Optimize cluster resources
in addition to optimize the SQL query terms, can also be optimized for Impala cluster system in the allocation of resources, so that "two-pronged approach." Impala admission control function is a lightweight, distributed resource control mechanism, which limits the size of memory segments used by the query, the number of queries executed in parallel and so on. Use this function to optimize the configuration of the system depending on the specific environment of the cluster, the idea of optimizing comprises:

  • -MEM_LIMIT develop a reasonable option for impalad process to limit the size of memory reserved for the query.

  • YARN configured for dynamic allocation, memory allocation is reasonable to develop relations with Hadoop Impala other components.

  • Application requests for different user groups, resource pooling mechanism configured to isolate Cgroup use of resources.

  • If memory overflow occurs when too many concurrent queries, rather than a small number of small memory footprint high large queries by Impala admission control functions limit concurrent queries.

  • Configure the query queue, when a new request comes in a query if the system resources has reached a peak, it was placed in a waiting queue, until after the query execution completes and releases associated resources, to wait in the queue before the query can be executed.

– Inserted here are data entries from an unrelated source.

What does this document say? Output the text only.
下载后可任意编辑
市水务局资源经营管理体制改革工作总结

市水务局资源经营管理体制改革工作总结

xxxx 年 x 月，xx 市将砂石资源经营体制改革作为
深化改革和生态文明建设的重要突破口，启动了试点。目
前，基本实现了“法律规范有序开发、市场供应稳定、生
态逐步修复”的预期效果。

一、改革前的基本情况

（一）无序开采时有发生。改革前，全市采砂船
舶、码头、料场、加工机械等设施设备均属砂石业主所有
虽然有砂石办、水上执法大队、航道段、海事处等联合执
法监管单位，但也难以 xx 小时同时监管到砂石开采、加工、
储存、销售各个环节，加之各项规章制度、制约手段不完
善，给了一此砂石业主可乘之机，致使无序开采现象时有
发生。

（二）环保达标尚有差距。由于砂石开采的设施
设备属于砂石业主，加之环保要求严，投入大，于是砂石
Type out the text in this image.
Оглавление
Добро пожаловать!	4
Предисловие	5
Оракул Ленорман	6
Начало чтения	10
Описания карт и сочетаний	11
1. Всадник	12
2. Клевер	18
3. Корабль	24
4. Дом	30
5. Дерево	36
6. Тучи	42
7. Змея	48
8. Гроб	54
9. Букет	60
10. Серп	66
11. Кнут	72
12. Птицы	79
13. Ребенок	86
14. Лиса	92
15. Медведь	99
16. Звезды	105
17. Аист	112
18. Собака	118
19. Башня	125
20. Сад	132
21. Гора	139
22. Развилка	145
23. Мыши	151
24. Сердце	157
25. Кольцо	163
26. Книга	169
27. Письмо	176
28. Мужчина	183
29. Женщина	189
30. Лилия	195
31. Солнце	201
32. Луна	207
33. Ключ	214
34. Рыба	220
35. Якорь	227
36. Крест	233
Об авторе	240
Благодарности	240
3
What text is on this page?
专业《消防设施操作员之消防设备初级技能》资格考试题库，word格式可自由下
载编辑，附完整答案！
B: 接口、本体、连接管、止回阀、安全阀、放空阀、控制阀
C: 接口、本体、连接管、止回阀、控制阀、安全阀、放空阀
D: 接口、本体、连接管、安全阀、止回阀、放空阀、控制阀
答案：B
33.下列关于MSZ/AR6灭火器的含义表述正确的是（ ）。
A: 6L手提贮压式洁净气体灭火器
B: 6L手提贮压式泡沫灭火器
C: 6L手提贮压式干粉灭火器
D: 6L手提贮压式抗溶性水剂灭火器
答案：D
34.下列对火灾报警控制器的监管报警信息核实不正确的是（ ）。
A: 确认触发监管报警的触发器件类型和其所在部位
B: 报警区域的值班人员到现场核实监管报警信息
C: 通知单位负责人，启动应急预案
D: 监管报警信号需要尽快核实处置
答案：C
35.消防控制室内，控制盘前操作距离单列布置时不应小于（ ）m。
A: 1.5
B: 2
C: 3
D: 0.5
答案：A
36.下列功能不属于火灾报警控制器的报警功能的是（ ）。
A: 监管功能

  • Impala use admission control to control the operation of concurrency and memory consumption of the cluster, using the Hadoop YARN control other components of resource consumption.

III. Written on the back

Impala as an open source big data analytics engine, some of the defects of its own existence is acceptable. By using some reasonable optimization program, and tap its potential, when the real "Fun", Impala will bring you an unexpected surprise.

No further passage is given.